Lon Rombough did matriculate in the Davis viticulture program, and found his way to farmland in the Willamette Valley of Oregon by way of the vineyards, offices and living rooms of most of the knowledgeable American players in current grape breeding. Unlike some breeders, Lon has also been a grower, when allowed, and has had a far better opportunity than this writer to observe grape varieties past and future at various locations in North America. It is upon that knowledge that this book is founded.
The author has expanded conventional treatment to answer some of the questions that dogged him in early years of growing, supposing that his readers would like answers too. In this, he can be ahead of most of us: sidebars highlight the hazards of overfertilizing, underavailability of nitrogen, wine clonal selection, moving old vines, berry pigmentation... Here the Soil-Food Web of Dr. Elaine Ingham received what must be its first acknowledgement in the published work of another. In any event, soil fungi and bacteria have never before received their due proportion as part of a treatment of growing grapes.

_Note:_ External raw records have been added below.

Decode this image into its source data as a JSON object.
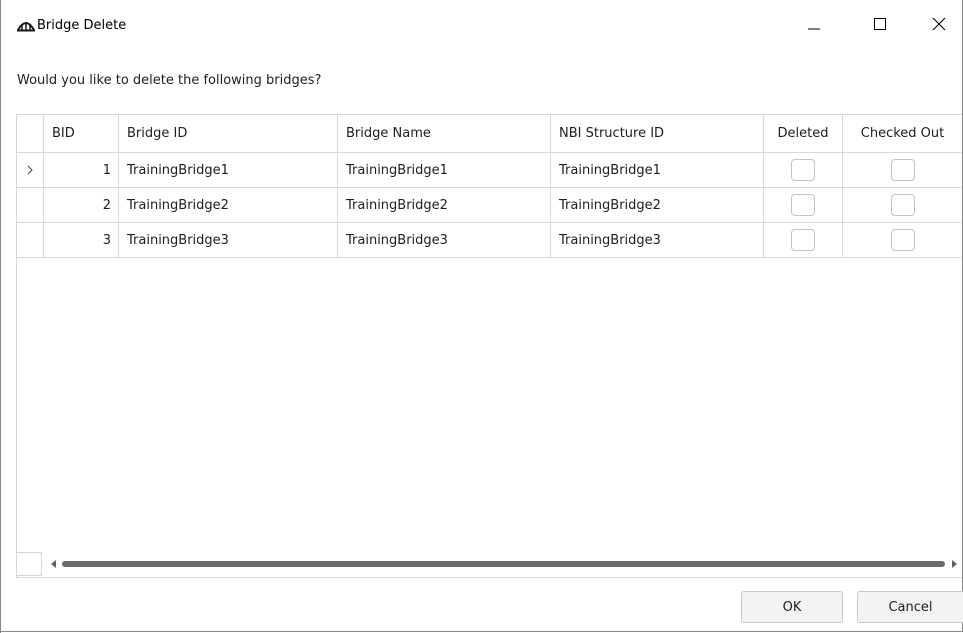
{
  "window": {
    "title": "Bridge Delete",
    "icons": {
      "app": "bridge-icon",
      "minimize": "minimize-icon",
      "maximize": "maximize-icon",
      "close": "close-icon"
    }
  },
  "prompt": "Would you like to delete the following bridges?",
  "grid": {
    "columns": [
      "BID",
      "Bridge ID",
      "Bridge Name",
      "NBI Structure ID",
      "Deleted",
      "Checked Out"
    ],
    "row_selector_icon": "chevron-right-icon",
    "rows": [
      {
        "bid": "1",
        "bridge_id": "TrainingBridge1",
        "bridge_name": "TrainingBridge1",
        "nbi_structure_id": "TrainingBridge1",
        "deleted": false,
        "checked_out": false,
        "current": true
      },
      {
        "bid": "2",
        "bridge_id": "TrainingBridge2",
        "bridge_name": "TrainingBridge2",
        "nbi_structure_id": "TrainingBridge2",
        "deleted": false,
        "checked_out": false,
        "current": false
      },
      {
        "bid": "3",
        "bridge_id": "TrainingBridge3",
        "bridge_name": "TrainingBridge3",
        "nbi_structure_id": "TrainingBridge3",
        "deleted": false,
        "checked_out": false,
        "current": false
      }
    ]
  },
  "buttons": {
    "ok": "OK",
    "cancel": "Cancel"
  }
}
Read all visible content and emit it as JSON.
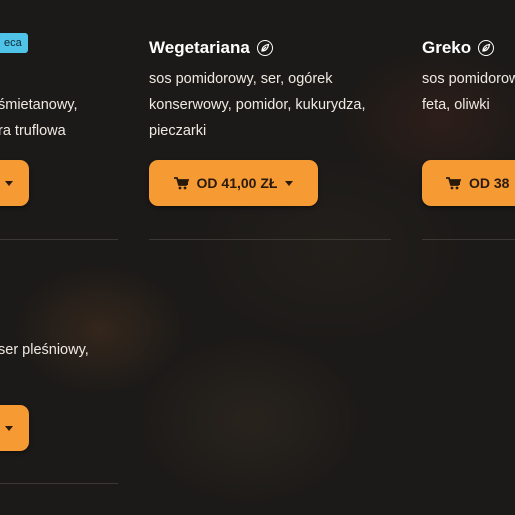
{
  "cards": [
    {
      "badge": "eca",
      "desc_lines": [
        "śmietanowy,",
        "ra truflowa"
      ]
    },
    {
      "title": "Wegetariana",
      "desc_lines": [
        "sos pomidorowy, ser, ogórek",
        "konserwowy, pomidor, kukurydza,",
        "pieczarki"
      ],
      "button_label": "OD 41,00 ZŁ"
    },
    {
      "title": "Greko",
      "desc_lines": [
        "sos pomidorow",
        "feta, oliwki"
      ],
      "button_label": "OD 38"
    },
    {
      "desc_lines": [
        "ser pleśniowy,"
      ]
    }
  ],
  "icons": {
    "vegetarian": "leaf-icon",
    "cart": "cart-icon",
    "dropdown": "caret-down-icon"
  },
  "colors": {
    "button": "#f69a34",
    "badge": "#4fc3e8",
    "background": "#1c1a18"
  }
}
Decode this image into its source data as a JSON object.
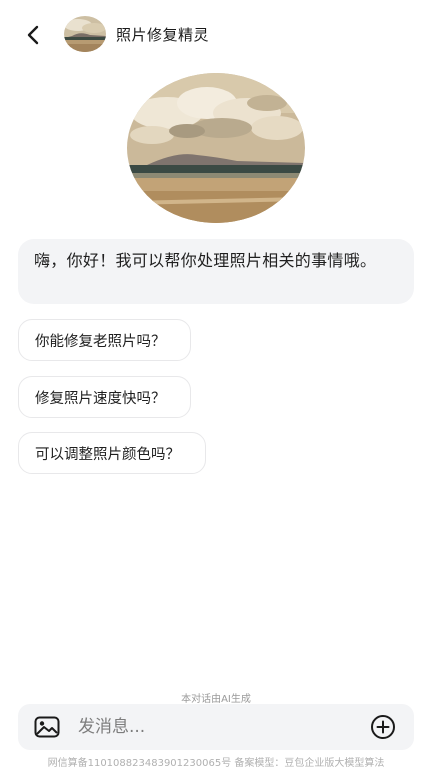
{
  "header": {
    "title": "照片修复精灵",
    "back_icon": "chevron-left-icon",
    "avatar": "landscape-avatar"
  },
  "hero": {
    "avatar": "landscape-avatar-large"
  },
  "chat": {
    "greeting": "嗨，你好！我可以帮你处理照片相关的事情哦。"
  },
  "suggestions": [
    {
      "label": "你能修复老照片吗？"
    },
    {
      "label": "修复照片速度快吗？"
    },
    {
      "label": "可以调整照片颜色吗？"
    }
  ],
  "notice": {
    "ai_generated": "本对话由AI生成"
  },
  "composer": {
    "placeholder": "发消息...",
    "image_icon": "image-icon",
    "plus_icon": "plus-circle-icon"
  },
  "footer": {
    "text": "网信算备110108823483901230065号 备案模型：豆包企业版大模型算法"
  },
  "colors": {
    "bubble_bg": "#f3f4f6",
    "chip_border": "#e8e8ea",
    "text": "#1a1a1a",
    "muted": "#9a9a9a"
  }
}
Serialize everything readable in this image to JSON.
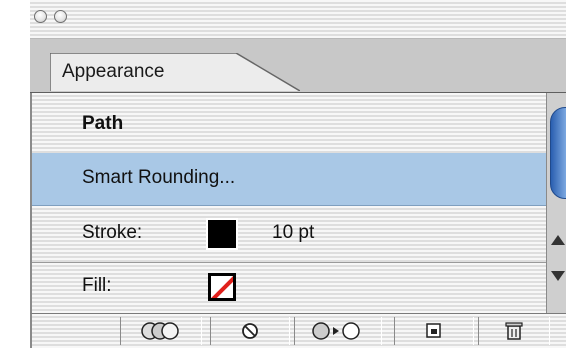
{
  "window": {
    "close_button": "close",
    "minimize_button": "minimize"
  },
  "tab": {
    "label": "Appearance"
  },
  "rows": {
    "path": {
      "label": "Path"
    },
    "smart_rounding": {
      "label": "Smart Rounding..."
    },
    "stroke": {
      "label": "Stroke:",
      "color": "#000000",
      "value": "10 pt"
    },
    "fill": {
      "label": "Fill:",
      "state": "none"
    }
  },
  "bottom_toolbar": [
    {
      "icon": "new-art-basic-appearance-icon"
    },
    {
      "icon": "clear-appearance-icon"
    },
    {
      "icon": "reduce-to-basic-appearance-icon"
    },
    {
      "icon": "duplicate-item-icon"
    },
    {
      "icon": "delete-item-icon"
    }
  ],
  "colors": {
    "selection": "#a9c8e6",
    "scroll_thumb": "#3a70c0",
    "fill_none_slash": "#e0201b"
  }
}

The text moves through stages one would take in establishing a vineyard: the physiology of the grapevine, choice of site and climate, training year-by-year, management to prevent pests and diseases and responses to them if they occur. One feature not usually found in fruit books is propagation (including do-it-yourself breeding!) and culture of grapes in very cold and very warm climates. The tenth chapter, on varieties of grapes, is invaluable for descriptions of newer Minnesota and other hybrid grapes, with personal observations of their strengths and weaknesses-information available in no one place elsewhere.
With The Grape Grower, the generalist CRFG member has no further need to refer to university circulars and academic treatises to learn how to grow grapes well from the start.